Describe the pathway of the electrical impulse from the central nervous system to the contraction of a muscle.
Muscle contraction can be defined as the process where tension-generating sites are activated within the muscle cells. It is dependent on two types of variables namely length and tension.
1. Muscle constriction starts when the sensory system produces a signal. The signal called an action potential, goes through a kind of nerve cell called a motor neuron. The neuromuscular intersection is the name of where the motor neuron arrives at a muscle cell. At the point when the sensory system signal arrives at the neuromuscular intersection a neurotransmitter is delivered by the motor neuron. The neurotransmitter ties to receptors outwardly of the muscle fiber. That starts a chemical response inside the muscle.
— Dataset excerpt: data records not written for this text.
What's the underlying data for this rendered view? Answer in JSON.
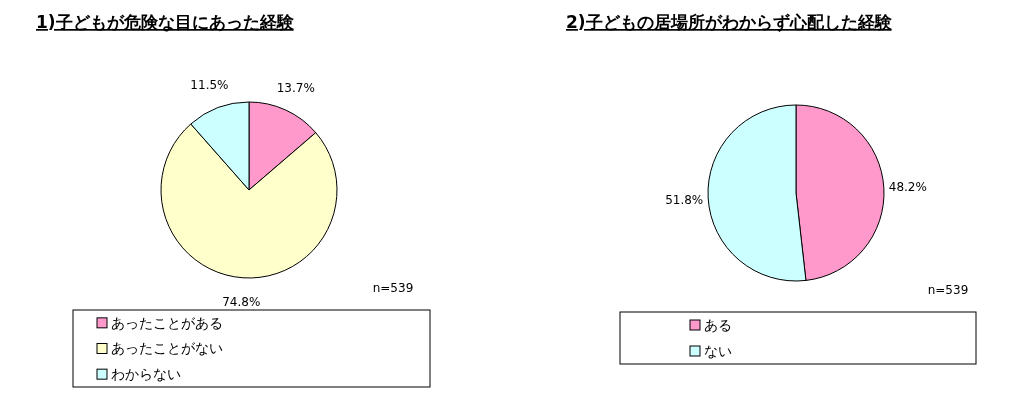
{
  "chart_data": [
    {
      "type": "pie",
      "title": "1)子どもが危険な目にあった経験",
      "categories": [
        "あったことがある",
        "あったことがない",
        "わからない"
      ],
      "values": [
        13.7,
        74.8,
        11.5
      ],
      "value_labels": [
        "13.7%",
        "74.8%",
        "11.5%"
      ],
      "colors": [
        "#ff99cc",
        "#ffffcc",
        "#ccffff"
      ],
      "legend": "bottom",
      "annotations": [
        "n=539"
      ]
    },
    {
      "type": "pie",
      "title": "2)子どもの居場所がわからず心配した経験",
      "categories": [
        "ある",
        "ない"
      ],
      "values": [
        48.2,
        51.8
      ],
      "value_labels": [
        "48.2%",
        "51.8%"
      ],
      "colors": [
        "#ff99cc",
        "#ccffff"
      ],
      "legend": "bottom",
      "annotations": [
        "n=539"
      ]
    }
  ]
}
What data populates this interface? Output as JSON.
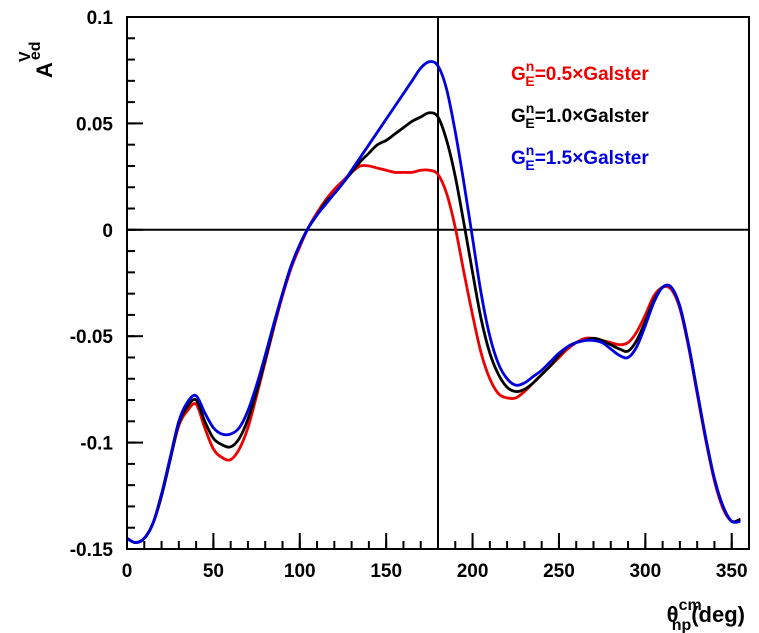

2. A multistep interaction inside the muscle fiber starts when acetylcholine ties to receptors on the muscle fiber layer. The proteins inside muscle strands are coordinated into long chains that can interface with one another, redesigning to unwind. At the point when acetylcholine arrives at receptors on the layers of muscle filaments, membrane channels open, and the interaction that agreements relaxed muscle strands start:
Open channels permit a flood of sodium particles into the cytoplasm of the muscle fiber. Then, sodium deluge likewise communicates something specific inside the muscle fiber to trigger the release of stored calcium ions. Following this, calcium particles diffuse into the muscle fiber. The connection between the chains of proteins inside the muscle cells changes, prompting the contraction.